After six coaching sessions, I felt a sense of liberation. I have freed my mind from my own chains of insecurities.

More importantly, I also began to welcome success by my own definition, such as finding contentment in receiving notes from supporters of my work and mentoring students who also joined a career in science.

Despite my personal awareness, overcoming my insecurities was not so straightforward.
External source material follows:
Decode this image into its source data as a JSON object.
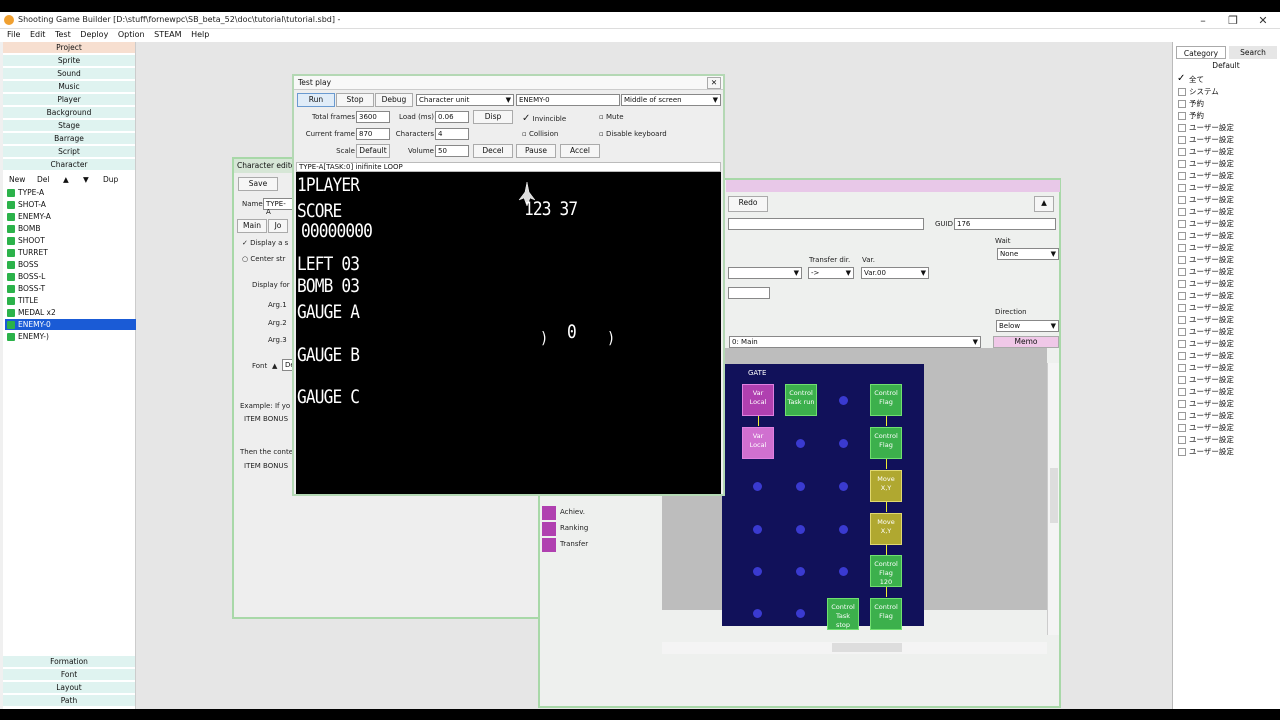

It was a work in progress that took me around four years to accept my successes at work.

There are still times when I slip back into self-doubt, but I have now learnt to be kinder to myself. 

I often tell myself: It’s perfectly okay to have bad days to cry and be alone and let out these frustrations. 

Being able to embrace my vulnerabilities makes me a stronger person to take on my work again.

I can relate my personal struggles to the giant clam. 

As tiny, microscopic larvae, the giant clam spends most of its time navigating the tough ocean environment to grow and survive. 

Amid their struggles, they reveal to me “tips” on how they cope with these changes to eventually succeed in becoming an adult. 

It may sound absurd to many that I took life lessons from a clam, but it has been an anchor when things don’t go too well for me. 

Despite the odds stacked against them, they have shown me what it means to not give up easily on life and be brave to face these challenges even when the going is tough.

On the scientific front, the giant clam has deepened my understanding of marine conservation. 

I’ve worked on countless research projects on marine wildlife but one experience made me realise science alone cannot save the oceans. 

The author swimming with whale sharks in the Philippines in 2013. Photo: Neo Mei Lin.

I took a research internship in the Philippines to observe the interactions between whale sharks and humans who lured them into lagoons daily for tourists. 

I saw for myself that marine conservation is a complex web tangled with issues influenced by multiple stakeholders such as the whale sharks, fishermen, locals involved in tourism, tourists and scientists. 

After this internship experience, I began to question and look for new ways to engage the masses on marine conservation. 

I also began to work more closely on the ground to understand and navigate the complex conservation issues that surround marine wildlife in local coastal communities.

When I was starting out as a marine conservationist 15 years ago, there was no Greta Thunberg. 

I applaud Greta’s determination in moving the needle for the youth-led climate movement, and showing young people around the world the endless possibilities for them to act now on climate change. 

But the advocates I admire most are those already driving genuine local impacts in their homes and communities. 

Many youths across the world, some of them young Singaporeans, through their own means, are leading conservation and sustainability projects ranging from protecting biodiversity to ensuring clean water supply to local villages. 

They are my true inspirations.

As a parent now, I am responsible for the upbringing and well-being of my children, and this also means leaving them a planet where they can continue to live healthily. 

I’m doing what I can for the environment today to ensure a future for my children tomorrow and I’m also heartened to know that there are a growing number of Singaporeans who are equally committed to conservation and protecting our oceans.

For all of the great things that have happened in my life, I am glad that I haven't given up. All thanks to a giant clam.



Neo Mei Lin is a senior research fellow at the Tropical Marine Science Institute, National University of Singapore. She is also the National Youth Council’s Singapore Youth Award recipient for 2019 and Asean Youth Fellow for 2021.